AFTER arriving in Boston in 1775, the 40th Regiment of Foot participated in the Battle of Long Island and, as an integral part of General Howe's army, had major roles in the Philadelphia campaign of 1777-1778. Both Battalion and Light Infantry companies fought in Pennsylvania at the Battles of Brandywine, Paoli, Germantown, and Monmouth, New Jersey. The 40th was reassigned to the West Indies in 1778 but returned, much depleted by disease, to North America to participate in the British raid of New London, Conn. in 1781, including the bloody assault on Fort Griswold. The Regiment was then garrisoned in New York City until departure for England in 1783. It should be noted that, though the 40th regiment would become one of the most highly decorated British regiments over its lengthy unit history, neither it nor any other British regiment received any battle honors during the American War for Independence. However, the 40th, a motley regiment of Scottish, Irish, English, and German soldiers, was awarded the coveted "Germantown Medal" for its remarkable valor in single-handedly thwarting the Rebel advance during that major battle in 1777, a rare and well-deserved honor.
Often cold, ragged and half-starved, and 3,000 miles from home, the British armies fought so well because of their strict training and loyalty to their officers. The 40th Regiment of Foot has been reformed to commemorate the role of the British soldier who served in the colonies during America's struggle for independence, 1775-1783. Through camp life and battle reenactments, the membership of the 40th Foot relive, with exacting authenticity, the everyday life of the British soldier in this turbulent time.
The 40th was founded in 1989 by several veteran reenactors who wanted to recreate a British unit as it appeared during the war with a level of authenticity that had not been seen in the hobby heretofore. With attention to detail and authenticity, the uniforms and equipment have been carefully reproduced. In the field the 40th Foot demonstrates the physically demanding, quick, responsive tactics that were developed by the British to meet the challenges put forth by terrain and the American Continental Army.

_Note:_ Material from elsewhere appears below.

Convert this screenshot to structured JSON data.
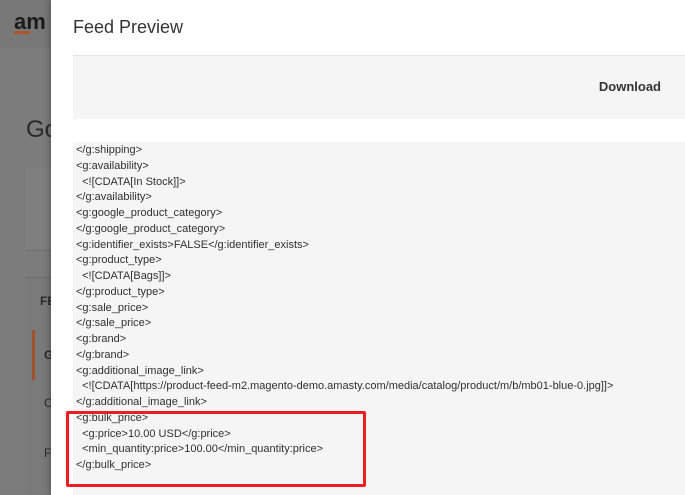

The 40th Regiment of Foot participates in major living history/reenactment events throughout the eastern United States and Canada. The Regiment is a member of the British Brigade and the Brigade of the American Revolution, two of the largest and most respected living history organizations in the United States.
Some ask us why we choose to portray the British, the "enemy." It is certainly not because of some deep-seated residual love for Britain, though some of us are certainly Anglophiles, or some desire to rewrite history. It is much more because we feel the best honor we can pay to those who fought and died to gain this country's independence more than two centuries ago is to more accurately portray their adversaries: a battle-hardened, well-equipped, highly disciplined and expertly trained professional army - by most accounts, the most potent military force of the 18th Century - the British armed forces.